The ownership gap in debugging
Code you wrote lives in your head differently from code you reviewed and approved. When you build something yourself, you retain the shape of the logic, the tradeoffs you considered, the edge cases you noticed while writing. When something breaks three weeks later, you have residual context; you know roughly where to look.
Code an agent wrote occupies your memory only as well as you understood it on first review. The debugging-relevant mental model, built from the act of construction, is absent. You reconstruct it from the code itself, which is always the slower path. On a project where a significant fraction of the functions were agent-generated, this compounds. Individual functions may be readable, but the developer’s relationship to the whole system is shallower.
John Ousterhout’s work on software complexity argues that maintainability depends substantially on developers internalizing the design decisions that produced the code, not just the code itself. Agents generate from requirements; they do not transfer the designer’s mental model alongside the output.
Where the net actually lands
The counterargument is valid and worth stating plainly. A lot of the cognitive load that agents reduce is load that does not contribute much to understanding the problem or making good decisions. Holding pandas syntax in working memory while trying to think about data transformation is exactly the kind of extraneous overhead that benefits from offloading. When that drops, attention becomes available for architecture, requirements analysis, and the question of whether you are solving the right problem.

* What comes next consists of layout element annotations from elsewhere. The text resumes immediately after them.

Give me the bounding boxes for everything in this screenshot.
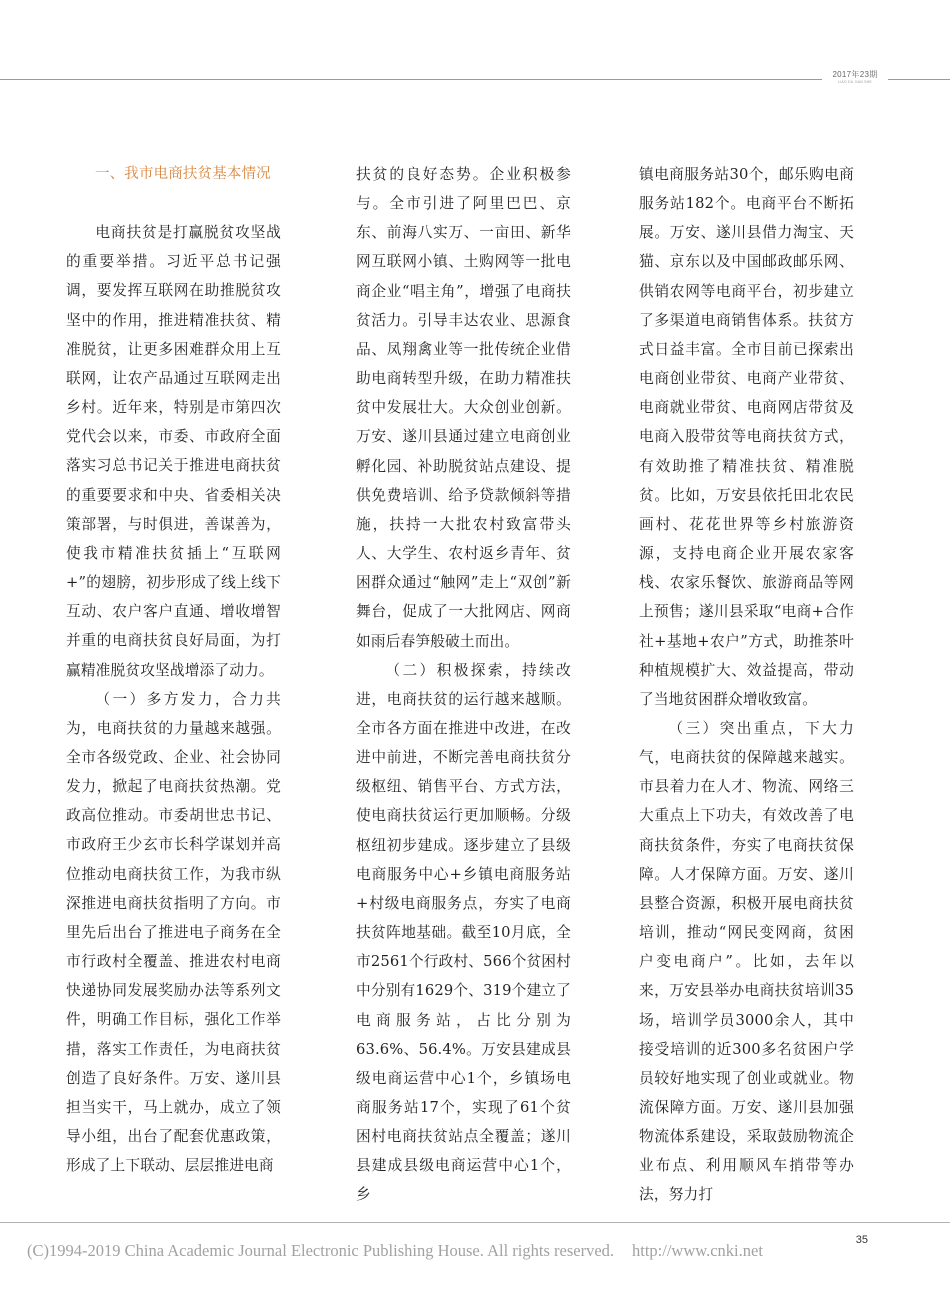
article-column-2	[356, 160, 571, 1210]
paragraph-continued: 镇电商服务站30个，邮乐购电商服务站182个。电商平台不断拓展。万安、遂川县借力淘宝、天猫、京东以及中国邮政邮乐网、供销农网等电商平台，初步建立了多渠道电商销售体系。扶贫方式日益丰富。全市目前已探索出电商创业带贫、电商产业带贫、电商就业带贫、电商网店带贫及电商入股带贫等电商扶贫方式，有效助推了精准扶贫、精准脱贫。比如，万安县依托田北农民画村、花花世界等乡村旅游资源，支持电商企业开展农家客栈、农家乐餐饮、旅游商品等网上预售；遂川县采取“电商+合作社+基地+农户”方式，助推茶叶种植规模扩大、效益提高，带动了当地贫困群众增收致富。	[639, 166, 854, 708]
header-rule-right	[888, 79, 950, 80]
issue-label	[826, 70, 884, 85]
page-number: 35	[855, 1234, 868, 1246]
footer-rule	[0, 1222, 950, 1223]
section-heading: 一、我市电商扶贫基本情况	[95, 166, 271, 182]
header-rule	[0, 79, 822, 80]
cnki-link[interactable]: http://www.cnki.net	[632, 1241, 763, 1260]
heading-spacer	[66, 189, 281, 218]
paragraph: （三）突出重点，下大力气，电商扶贫的保障越来越实。市县着力在人才、物流、网络三大重点上下功夫，有效改善了电商扶贫条件，夯实了电商扶贫保障。人才保障方面。万安、遂川县整合资源，积极开展电商扶贫培训，推动“网民变网商，贫困户变电商户”。比如，去年以来，万安县举办电商扶贫培训35场，培训学员3000余人，其中接受培训的近300多名贫困户学员较好地实现了创业或就业。物流保障方面。万安、遂川县加强物流体系建设，采取鼓励物流企业布点、利用顺风车捎带等办法，努力打	[639, 719, 854, 1204]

For most developers on most tasks, the net is probably positive. The savings on mechanical implementation work exceed the new costs of verification, context management, and ownership gap. But the new costs are not uniformly distributed. Junior developers, who have less expertise for rapid verification, carry a heavier verification tax. Developers working in unfamiliar domains, where agent help is most tempting, have the weakest ability to catch errors. The cognitive economics of AI-assisted programming are more favorable for experts working in familiar territory than for the people most likely to reach for an agent precisely because they feel out of depth.
What follows from this
The practical implication is not to use agents less. It is to be deliberate about verification rather than treating generation as equivalent to understanding. Reading agent output with the same attention you would give a code review, treating unfamiliar output as a hypothesis rather than a solution, maintaining genuine ownership of architectural decisions rather than delegating those too: these habits close most of the gap between the productivity narrative and the cognitive reality.
The picture that Simon Willison’s piece points toward is one of redistribution rather than removal. Some loads decrease substantially. New loads appear. The character of the work changes, which means the skills required to do it well change too. Treating coding agents as pure cognitive offloading mechanisms, rather than as tools that shift what kind of thinking you need to do, is the mistake that produces both the worst output and the worst experience of using them.